Sebagaimana tadi saya contohkan bahwa amalan yang istiqamah itu sangat penting. Amalan yang terus menerus dilakukan dengan keikhlasan dan kepatuhan itu sangat mendasar. Saya memiliki pengalaman terhadap orang yang sudah mati dan dikuburkan. Saya sering ikut masuk dalam lobang kubur dan bau orang yang akan dikubur itu berbeda-beda. Ini ada contoh. Orang yang sudah meninggal tetapi kain kafannya dan badannya itu masih utuh. Ketika ada orang yang membuat lobang pemakaman, ternyata makam disebelahnya terkikis dan menyebabkan posisi orang yang dimakamkan itu terbuka. Dan subhanallah ternyata jenazah orang itu masih utuh. Kain kafannya masih putih bersih dan badannya masih utuh. Untuk membuktikan maka saya pegang dan ternyata benar. Lalu, saya bertanya kepada orang-orang di situ dan tidak ada orang yang tahu. Sampai tiga bulan saya terus mencari makam siapa yang utuh itu, akhirnya diketahui bahwa orang itu bernama “Fulan”. Orang ini tidak memiliki keistimewaan dalam hal agama. Orang biasa saja. Tetapi ada satu yang diingat oleh masyarakat sekitar ialah keistiqamahan si “Fulan” dalam hal shalat. Beliau ini selalu datang mendahului Muadzin dan jika belum datang Muadzinnya, maka Beliau membersihkan masjid. Itu yang terus dilakukan sampai beliau meninggal. Rupanya amalan semacam ini menyenangkan Allah, maka Allah memberikan rahman dan rahimnya, bahwa jasadnya utuh tanpa kerusakan.
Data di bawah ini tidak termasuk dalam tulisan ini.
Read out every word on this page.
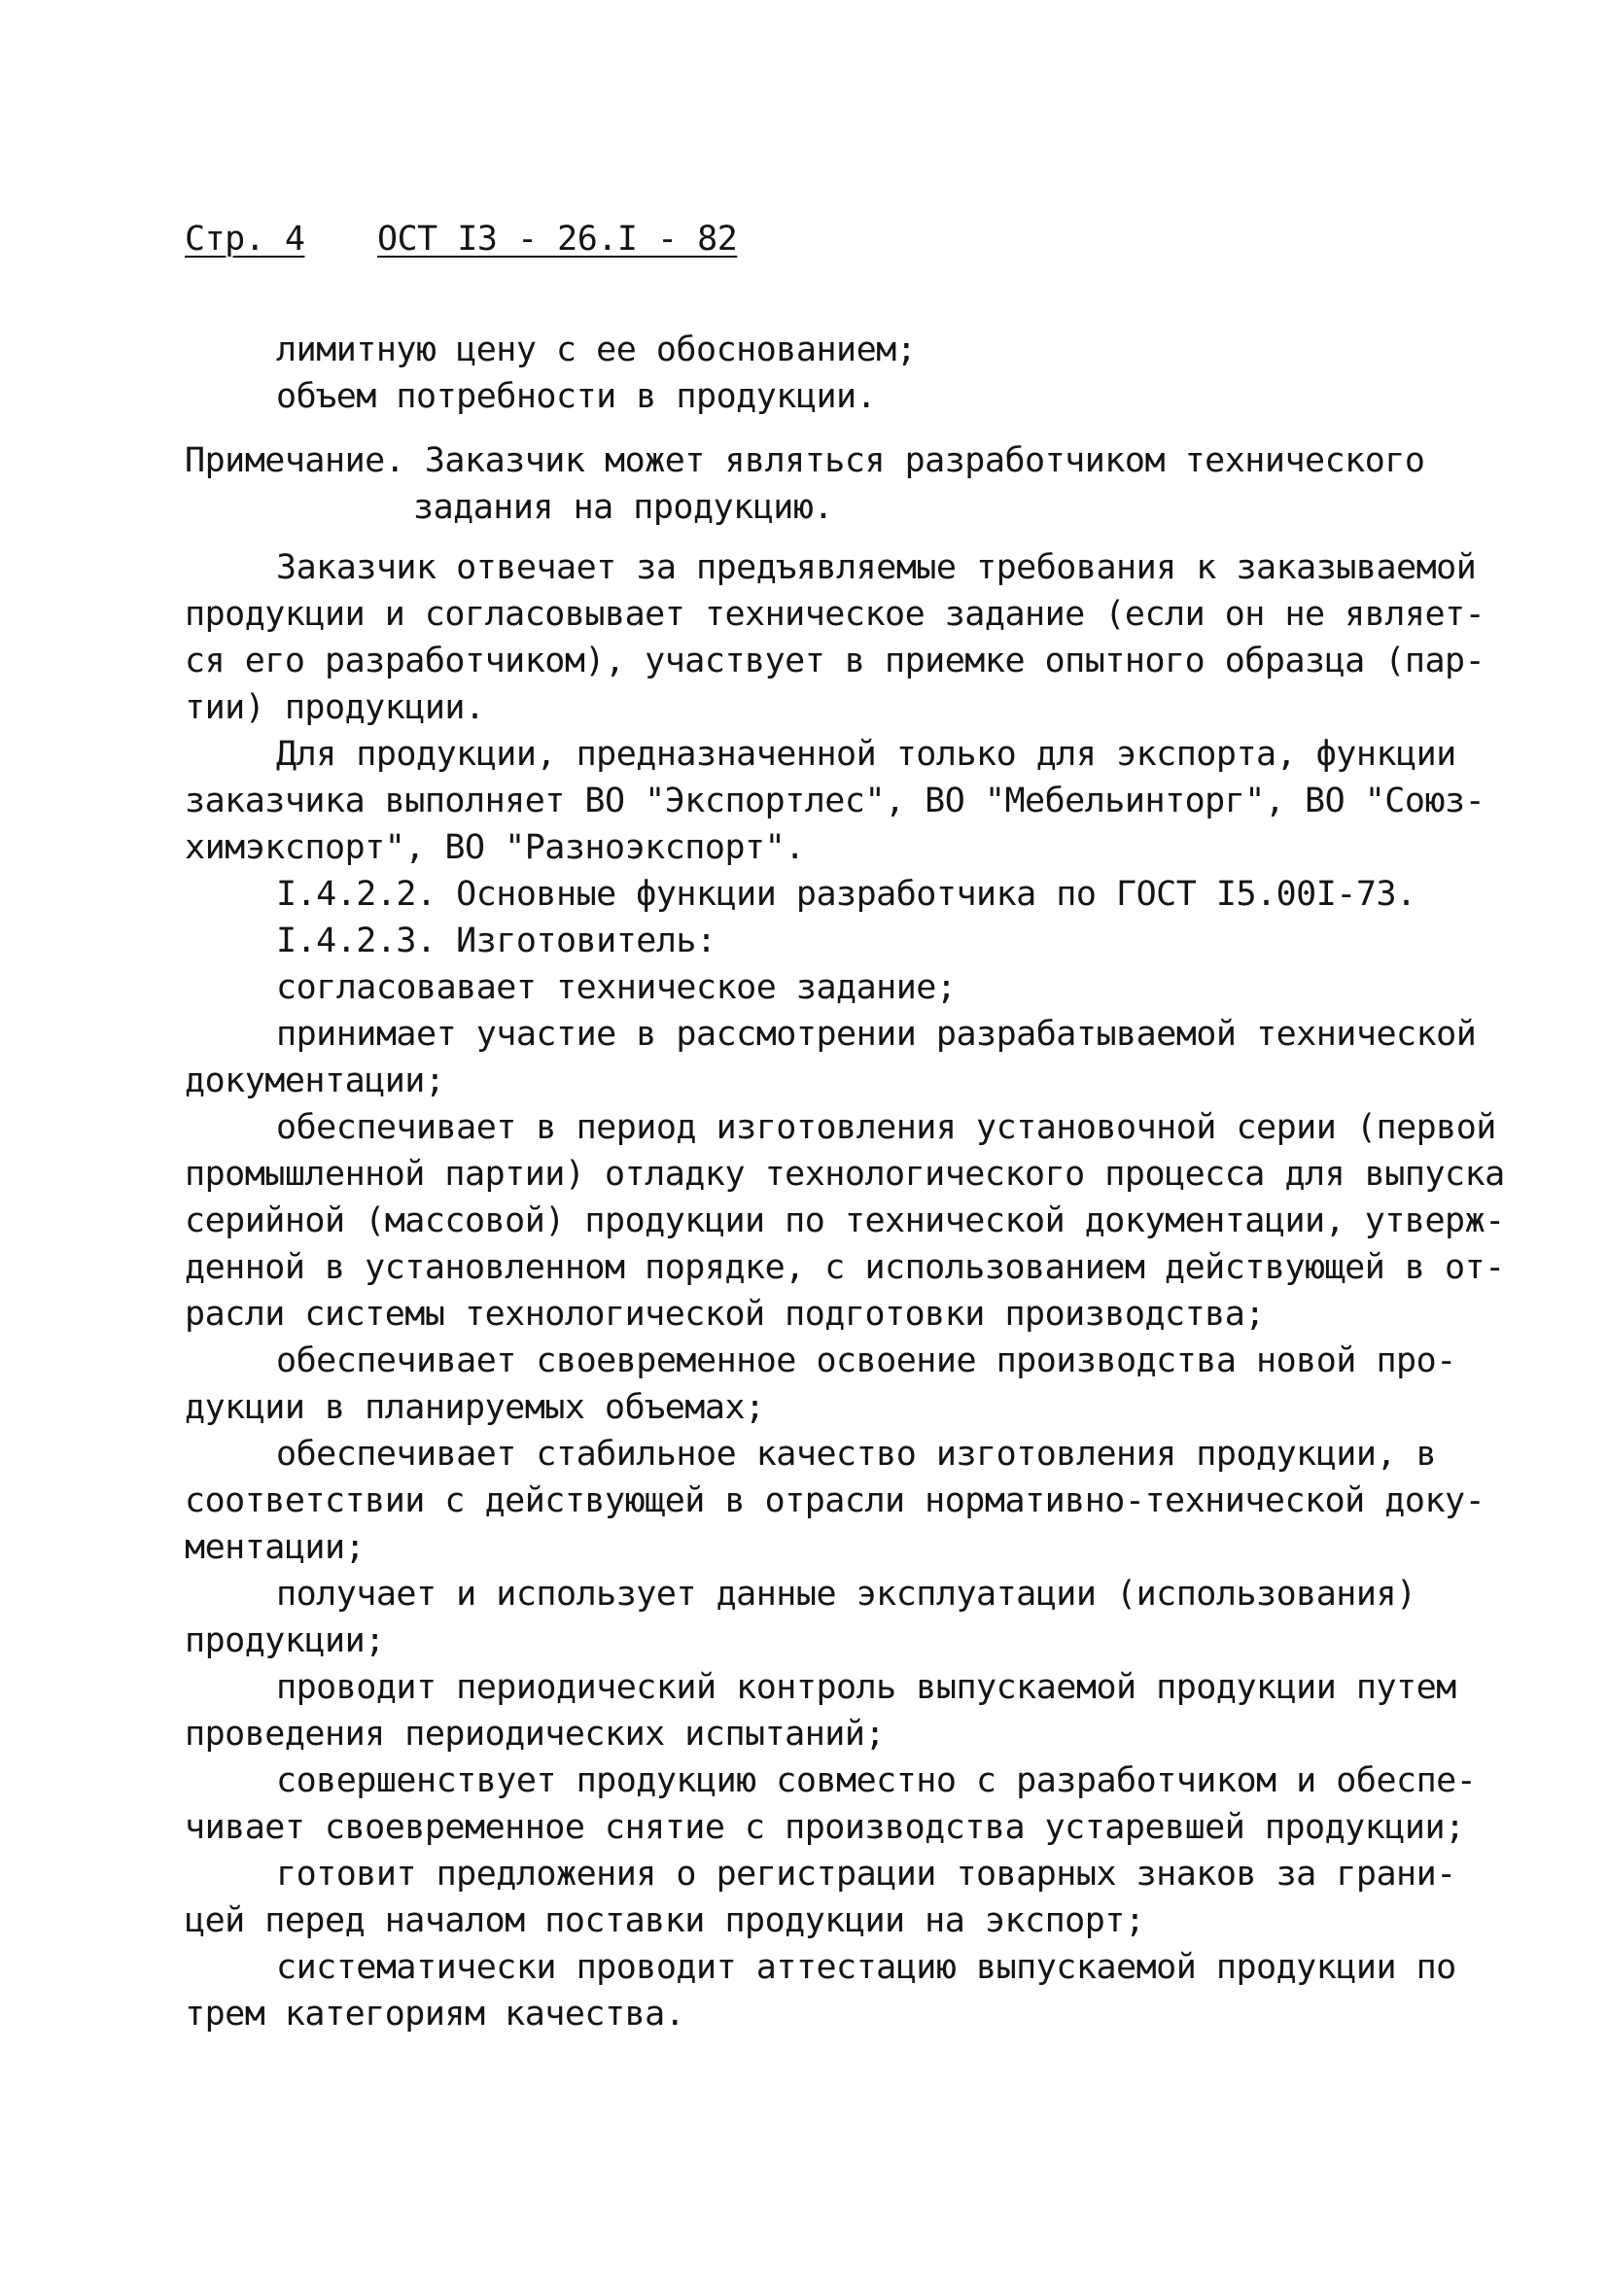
Стр. 4 ОСТ I3 - 26.I - 82
лимитную цену с ее обоснованием;
объем потребности в продукции.
Примечание. Заказчик может являться разработчиком технического
задания на продукцию.
Заказчик отвечает за предъявляемые требования к заказываемой
продукции и согласовывает техническое задание (если он не являет-
ся его разработчиком), участвует в приемке опытного образца (пар-
тии) продукции.
Для продукции, предназначенной только для экспорта, функции
заказчика выполняет ВО "Экспортлес", ВО "Мебельинторг", ВО "Союз-
химэкспорт", ВО "Разноэкспорт".
I.4.2.2. Основные функции разработчика по ГОСТ I5.00I-73.
I.4.2.3. Изготовитель:
согласовавает техническое задание;
принимает участие в рассмотрении разрабатываемой технической
документации;
обеспечивает в период изготовления установочной серии (первой
промышленной партии) отладку технологического процесса для выпуска
серийной (массовой) продукции по технической документации, утверж-
денной в установленном порядке, с использованием действующей в от-
расли системы технологической подготовки производства;
обеспечивает своевременное освоение производства новой про-
дукции в планируемых объемах;
обеспечивает стабильное качество изготовления продукции, в
соответствии с действующей в отрасли нормативно-технической доку-
ментации;
получает и использует данные эксплуатации (использования)
продукции;
проводит периодический контроль выпускаемой продукции путем
проведения периодических испытаний;
совершенствует продукцию совместно с разработчиком и обеспе-
чивает своевременное снятие с производства устаревшей продукции;
готовит предложения о регистрации товарных знаков за грани-
цей перед началом поставки продукции на экспорт;
систематически проводит аттестацию выпускаемой продукции по
трем категориям качества.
Cerita-cerita ini menggambaran bahwa semua orang berpeluang untuk mendapatkan kasih sayang Allah tetapi yang diperlukan ialah keistiqamahan di dalam menjalankan perintah Allah dan Allah terkesan dengan amalan kita itu.
Semoga puasa ini dapat menjadi jalan bagi kita semua untuk mengamalkan ajaran Islam dengan tingkat keistiqamahan yang terjaga.
Wallahu a’lam bi al shawab.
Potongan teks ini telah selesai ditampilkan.